Leading the pack are companies like Organovo, which is working on developing liver tissue, and in May 2015 signed a deal with L’Oreal to provide the French cosmetics company with skin for testing products. In November, a laboratory in Moscow claimed to have printed a thyroid and successfully transplanted it into a mouse.

Those don’t include the companies that are making printers themselves, like MicroFab Technologies Inc., which partnered with the Wake Forest Institute of Regenerative Medicine to develop a skin bioprinter , or the German company EnvisionTEC’s $188,000 printer, dubbed the Bioplotter. The Philadelphia-based company BioBots, which makes the $10,000 desktop Biobot 1, has continually wowed visitors at exhibitions with its miniature printed Van Gogh ear.

In the face of so much excitement, though, scientific hurdles and regulatory questions remain, and government agencies have not yet decided how to treat inventions that not so long ago seemed the stuff of science fiction.

“Devices constructed using 3D printing technology are subject to the same regulatory review standards as devices constructed using traditional manufacturing practices,” said Deborah Kotz, a spokesperson for the federal Food and Drug Administration. The agency does not have definite dates for when it will update that guidance, although “as 3D printing technology develops, FDA may provide further clarity on quality control issues such as material qualifications and sterility,” Kotz added.

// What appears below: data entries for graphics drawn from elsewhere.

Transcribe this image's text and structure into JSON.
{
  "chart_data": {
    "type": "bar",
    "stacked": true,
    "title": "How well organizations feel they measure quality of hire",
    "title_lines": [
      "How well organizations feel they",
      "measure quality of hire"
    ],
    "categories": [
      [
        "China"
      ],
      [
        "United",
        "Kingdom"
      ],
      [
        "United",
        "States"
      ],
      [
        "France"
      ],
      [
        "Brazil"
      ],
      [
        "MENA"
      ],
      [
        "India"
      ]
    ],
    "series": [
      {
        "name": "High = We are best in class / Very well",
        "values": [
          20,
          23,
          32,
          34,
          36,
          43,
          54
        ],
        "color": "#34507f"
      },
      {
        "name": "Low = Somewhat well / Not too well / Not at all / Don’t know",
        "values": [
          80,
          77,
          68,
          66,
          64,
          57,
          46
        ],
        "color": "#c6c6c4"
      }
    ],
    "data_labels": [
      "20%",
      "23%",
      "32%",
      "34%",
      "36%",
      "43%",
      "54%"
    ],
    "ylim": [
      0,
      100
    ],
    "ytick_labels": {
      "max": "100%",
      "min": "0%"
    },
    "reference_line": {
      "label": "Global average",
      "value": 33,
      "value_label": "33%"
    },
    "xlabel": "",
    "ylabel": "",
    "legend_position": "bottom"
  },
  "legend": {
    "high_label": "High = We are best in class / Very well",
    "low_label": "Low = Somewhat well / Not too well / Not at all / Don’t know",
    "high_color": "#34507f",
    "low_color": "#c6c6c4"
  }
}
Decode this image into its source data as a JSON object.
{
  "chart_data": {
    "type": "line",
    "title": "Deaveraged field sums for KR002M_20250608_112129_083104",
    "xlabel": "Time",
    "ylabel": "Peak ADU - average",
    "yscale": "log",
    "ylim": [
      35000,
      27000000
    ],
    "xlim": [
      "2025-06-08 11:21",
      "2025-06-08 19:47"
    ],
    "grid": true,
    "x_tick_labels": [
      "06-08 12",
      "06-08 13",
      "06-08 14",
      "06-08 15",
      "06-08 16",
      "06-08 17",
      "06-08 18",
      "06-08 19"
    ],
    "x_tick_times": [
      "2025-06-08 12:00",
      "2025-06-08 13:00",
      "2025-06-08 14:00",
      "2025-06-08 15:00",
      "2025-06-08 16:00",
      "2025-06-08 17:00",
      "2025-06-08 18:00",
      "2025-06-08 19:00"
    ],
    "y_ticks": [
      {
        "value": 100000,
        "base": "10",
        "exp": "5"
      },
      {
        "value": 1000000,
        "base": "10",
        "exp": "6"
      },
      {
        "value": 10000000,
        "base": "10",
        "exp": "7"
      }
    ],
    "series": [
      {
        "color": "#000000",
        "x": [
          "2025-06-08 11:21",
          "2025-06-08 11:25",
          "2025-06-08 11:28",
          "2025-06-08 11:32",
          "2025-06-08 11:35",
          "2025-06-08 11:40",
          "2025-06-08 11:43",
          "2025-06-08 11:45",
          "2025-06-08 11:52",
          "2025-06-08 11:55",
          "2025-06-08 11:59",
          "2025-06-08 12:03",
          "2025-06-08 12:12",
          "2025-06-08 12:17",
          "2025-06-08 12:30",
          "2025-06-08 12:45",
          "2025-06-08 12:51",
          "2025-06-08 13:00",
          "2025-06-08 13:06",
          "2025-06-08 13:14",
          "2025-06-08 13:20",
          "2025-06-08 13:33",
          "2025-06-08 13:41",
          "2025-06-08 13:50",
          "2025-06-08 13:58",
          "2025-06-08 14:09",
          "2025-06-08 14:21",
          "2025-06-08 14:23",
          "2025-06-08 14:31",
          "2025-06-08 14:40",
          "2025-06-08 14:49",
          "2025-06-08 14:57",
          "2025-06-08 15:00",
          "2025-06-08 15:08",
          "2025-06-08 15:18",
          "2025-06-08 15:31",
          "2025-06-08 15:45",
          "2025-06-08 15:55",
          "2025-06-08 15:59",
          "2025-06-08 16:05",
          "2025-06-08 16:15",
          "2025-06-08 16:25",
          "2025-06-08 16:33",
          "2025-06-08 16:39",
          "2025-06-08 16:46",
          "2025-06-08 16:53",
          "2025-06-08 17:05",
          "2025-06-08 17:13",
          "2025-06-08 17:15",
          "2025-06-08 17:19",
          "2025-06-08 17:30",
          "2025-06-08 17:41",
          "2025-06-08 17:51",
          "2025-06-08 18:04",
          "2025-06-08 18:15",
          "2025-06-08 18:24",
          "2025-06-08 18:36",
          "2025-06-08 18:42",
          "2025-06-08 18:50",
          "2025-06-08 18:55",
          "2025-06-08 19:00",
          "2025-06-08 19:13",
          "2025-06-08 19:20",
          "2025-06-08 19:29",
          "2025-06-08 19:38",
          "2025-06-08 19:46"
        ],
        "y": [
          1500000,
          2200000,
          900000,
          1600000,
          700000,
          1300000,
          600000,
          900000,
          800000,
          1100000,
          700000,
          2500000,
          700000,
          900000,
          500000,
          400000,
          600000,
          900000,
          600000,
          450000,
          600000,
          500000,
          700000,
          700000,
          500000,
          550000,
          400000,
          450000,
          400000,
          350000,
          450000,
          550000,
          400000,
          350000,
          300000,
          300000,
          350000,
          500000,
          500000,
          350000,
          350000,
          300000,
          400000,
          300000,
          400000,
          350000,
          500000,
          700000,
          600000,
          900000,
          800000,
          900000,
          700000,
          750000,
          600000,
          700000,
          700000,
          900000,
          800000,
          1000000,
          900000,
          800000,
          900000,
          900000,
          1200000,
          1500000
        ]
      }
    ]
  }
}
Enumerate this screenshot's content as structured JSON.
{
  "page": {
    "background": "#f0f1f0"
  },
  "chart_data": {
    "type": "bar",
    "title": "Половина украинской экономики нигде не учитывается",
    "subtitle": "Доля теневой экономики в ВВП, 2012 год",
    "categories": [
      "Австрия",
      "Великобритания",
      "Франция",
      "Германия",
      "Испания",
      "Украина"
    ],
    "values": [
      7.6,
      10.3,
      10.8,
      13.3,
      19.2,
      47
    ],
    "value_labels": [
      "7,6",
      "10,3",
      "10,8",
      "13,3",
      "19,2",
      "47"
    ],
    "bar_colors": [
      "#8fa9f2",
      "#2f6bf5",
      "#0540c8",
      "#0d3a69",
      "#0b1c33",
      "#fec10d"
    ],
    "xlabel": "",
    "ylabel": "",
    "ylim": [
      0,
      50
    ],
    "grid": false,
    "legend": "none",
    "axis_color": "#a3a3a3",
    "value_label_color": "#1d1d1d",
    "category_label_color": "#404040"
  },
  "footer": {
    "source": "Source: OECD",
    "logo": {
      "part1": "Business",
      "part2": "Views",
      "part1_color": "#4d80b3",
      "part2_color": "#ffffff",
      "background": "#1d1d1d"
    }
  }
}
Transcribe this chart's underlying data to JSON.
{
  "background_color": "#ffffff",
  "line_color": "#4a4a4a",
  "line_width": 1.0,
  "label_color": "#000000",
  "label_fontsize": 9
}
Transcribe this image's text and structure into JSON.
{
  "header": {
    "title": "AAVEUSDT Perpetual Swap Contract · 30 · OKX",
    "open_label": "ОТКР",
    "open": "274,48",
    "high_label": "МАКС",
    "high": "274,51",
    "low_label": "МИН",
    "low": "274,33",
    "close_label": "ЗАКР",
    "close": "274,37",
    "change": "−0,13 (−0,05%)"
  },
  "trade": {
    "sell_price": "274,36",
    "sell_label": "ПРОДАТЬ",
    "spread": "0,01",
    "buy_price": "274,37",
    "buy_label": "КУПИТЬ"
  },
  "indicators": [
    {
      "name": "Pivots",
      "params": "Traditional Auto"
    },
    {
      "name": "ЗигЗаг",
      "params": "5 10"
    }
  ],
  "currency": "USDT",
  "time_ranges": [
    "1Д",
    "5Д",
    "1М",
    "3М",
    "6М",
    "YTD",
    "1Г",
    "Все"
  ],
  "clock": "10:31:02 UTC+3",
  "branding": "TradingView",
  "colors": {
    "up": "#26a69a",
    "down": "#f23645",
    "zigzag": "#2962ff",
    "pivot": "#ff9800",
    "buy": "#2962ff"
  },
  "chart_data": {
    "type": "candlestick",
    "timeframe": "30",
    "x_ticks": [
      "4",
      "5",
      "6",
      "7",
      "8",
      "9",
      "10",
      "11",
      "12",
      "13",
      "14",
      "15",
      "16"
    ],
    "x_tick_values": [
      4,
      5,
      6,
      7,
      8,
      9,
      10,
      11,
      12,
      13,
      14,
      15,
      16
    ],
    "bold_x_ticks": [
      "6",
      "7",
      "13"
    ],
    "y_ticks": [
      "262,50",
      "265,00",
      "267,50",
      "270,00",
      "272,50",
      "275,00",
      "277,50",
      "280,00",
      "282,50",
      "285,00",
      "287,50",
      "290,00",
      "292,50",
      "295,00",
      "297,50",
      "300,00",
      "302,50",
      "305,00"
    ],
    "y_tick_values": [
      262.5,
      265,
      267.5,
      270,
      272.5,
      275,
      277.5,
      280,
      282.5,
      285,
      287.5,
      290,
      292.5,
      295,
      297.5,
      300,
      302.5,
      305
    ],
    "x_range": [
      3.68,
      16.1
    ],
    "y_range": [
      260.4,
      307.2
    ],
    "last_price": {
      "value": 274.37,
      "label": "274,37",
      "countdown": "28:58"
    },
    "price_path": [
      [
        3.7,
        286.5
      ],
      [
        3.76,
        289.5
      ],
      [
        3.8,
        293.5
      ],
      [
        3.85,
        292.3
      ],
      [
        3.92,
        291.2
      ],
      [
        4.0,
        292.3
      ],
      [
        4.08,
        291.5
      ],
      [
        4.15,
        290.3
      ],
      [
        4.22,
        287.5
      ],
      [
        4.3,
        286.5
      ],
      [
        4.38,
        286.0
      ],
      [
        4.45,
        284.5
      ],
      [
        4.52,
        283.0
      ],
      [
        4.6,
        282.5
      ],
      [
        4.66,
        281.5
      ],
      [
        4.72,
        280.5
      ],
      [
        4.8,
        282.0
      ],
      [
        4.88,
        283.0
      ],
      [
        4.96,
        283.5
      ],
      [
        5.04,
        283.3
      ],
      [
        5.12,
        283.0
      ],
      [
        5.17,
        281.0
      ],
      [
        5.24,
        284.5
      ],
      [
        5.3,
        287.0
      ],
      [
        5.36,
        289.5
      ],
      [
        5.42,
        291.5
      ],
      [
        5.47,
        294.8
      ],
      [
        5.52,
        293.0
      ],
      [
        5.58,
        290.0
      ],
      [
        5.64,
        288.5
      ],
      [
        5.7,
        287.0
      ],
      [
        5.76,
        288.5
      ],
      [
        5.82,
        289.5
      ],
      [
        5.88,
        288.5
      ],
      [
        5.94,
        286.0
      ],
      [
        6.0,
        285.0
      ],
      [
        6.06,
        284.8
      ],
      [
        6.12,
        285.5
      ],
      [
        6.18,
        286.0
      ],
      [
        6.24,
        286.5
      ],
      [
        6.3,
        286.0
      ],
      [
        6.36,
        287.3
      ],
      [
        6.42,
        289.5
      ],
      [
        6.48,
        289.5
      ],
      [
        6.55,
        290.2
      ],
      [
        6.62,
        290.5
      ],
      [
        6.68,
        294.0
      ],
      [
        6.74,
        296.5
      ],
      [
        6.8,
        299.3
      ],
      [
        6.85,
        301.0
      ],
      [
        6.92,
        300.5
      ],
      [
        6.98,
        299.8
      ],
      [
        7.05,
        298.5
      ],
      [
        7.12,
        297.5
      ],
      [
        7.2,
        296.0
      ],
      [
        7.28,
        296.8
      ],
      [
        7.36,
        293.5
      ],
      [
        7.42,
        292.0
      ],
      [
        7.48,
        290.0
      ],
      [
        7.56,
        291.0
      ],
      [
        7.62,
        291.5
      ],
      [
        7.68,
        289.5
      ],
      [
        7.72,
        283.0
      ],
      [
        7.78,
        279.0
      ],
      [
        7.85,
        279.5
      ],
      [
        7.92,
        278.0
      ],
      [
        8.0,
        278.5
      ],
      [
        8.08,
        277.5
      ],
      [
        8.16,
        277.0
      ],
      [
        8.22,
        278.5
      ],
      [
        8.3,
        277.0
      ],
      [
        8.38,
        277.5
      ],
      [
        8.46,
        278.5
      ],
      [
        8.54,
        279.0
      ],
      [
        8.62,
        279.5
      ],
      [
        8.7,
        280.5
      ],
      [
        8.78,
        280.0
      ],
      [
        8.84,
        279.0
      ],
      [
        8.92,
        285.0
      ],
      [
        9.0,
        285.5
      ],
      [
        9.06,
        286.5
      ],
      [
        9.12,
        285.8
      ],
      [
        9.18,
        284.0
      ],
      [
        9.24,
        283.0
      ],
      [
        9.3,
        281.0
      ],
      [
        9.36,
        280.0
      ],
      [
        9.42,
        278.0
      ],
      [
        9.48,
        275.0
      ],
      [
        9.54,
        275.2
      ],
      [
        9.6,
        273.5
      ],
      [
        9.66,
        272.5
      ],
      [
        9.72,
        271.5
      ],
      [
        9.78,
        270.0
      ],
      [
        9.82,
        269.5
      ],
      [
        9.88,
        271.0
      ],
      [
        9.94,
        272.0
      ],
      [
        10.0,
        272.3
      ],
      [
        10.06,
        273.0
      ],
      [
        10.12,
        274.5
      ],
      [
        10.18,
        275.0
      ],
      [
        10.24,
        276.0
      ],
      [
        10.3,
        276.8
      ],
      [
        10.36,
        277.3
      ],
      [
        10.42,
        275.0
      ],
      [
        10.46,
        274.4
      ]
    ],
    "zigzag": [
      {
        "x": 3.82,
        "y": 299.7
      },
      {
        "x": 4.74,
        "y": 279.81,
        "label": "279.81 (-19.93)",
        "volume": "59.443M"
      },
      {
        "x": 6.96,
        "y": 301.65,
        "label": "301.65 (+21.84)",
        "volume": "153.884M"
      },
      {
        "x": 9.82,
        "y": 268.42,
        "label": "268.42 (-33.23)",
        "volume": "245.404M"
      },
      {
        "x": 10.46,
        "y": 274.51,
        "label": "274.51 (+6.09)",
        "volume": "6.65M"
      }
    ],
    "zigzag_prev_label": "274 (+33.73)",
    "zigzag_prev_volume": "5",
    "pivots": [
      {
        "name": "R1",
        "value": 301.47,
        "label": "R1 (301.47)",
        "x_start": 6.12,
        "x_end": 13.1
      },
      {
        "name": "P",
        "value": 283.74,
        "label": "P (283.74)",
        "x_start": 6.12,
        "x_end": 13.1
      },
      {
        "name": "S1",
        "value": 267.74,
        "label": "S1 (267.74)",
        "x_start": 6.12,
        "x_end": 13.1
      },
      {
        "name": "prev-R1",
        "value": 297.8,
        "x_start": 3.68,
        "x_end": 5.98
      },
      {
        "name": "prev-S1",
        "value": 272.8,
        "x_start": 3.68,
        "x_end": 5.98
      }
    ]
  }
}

“We have a lot of hype in this field,” said Ozbolat, the Penn State professor who nearly gave a finger to his bioprinter. He now studies vascularization, or the formation of veins and arteries, and said that progress in the field in recent years had been “huge” but still has a long way to go. “Printing cells doesn’t mean you make a tissue or an organ,” he said.

Another unsolved problem is how to keep cells alive after they’re printed, although some are hardier than others.

“Bone, skin, cartilage cells are strong and resilient,” Ozbolat said. Cancer cells simply refused to die, he added, while pancreatic cells gave up all too easily. “You treat them like your baby, but they die … because they’re very weak,” he said.

The future of 3D bioprinting depends on solving these kinds of problems, Ozbolat said. “If you don’t really make progress in all of this, bioprinting will not be a useful technology. Something cool, but not really functional.”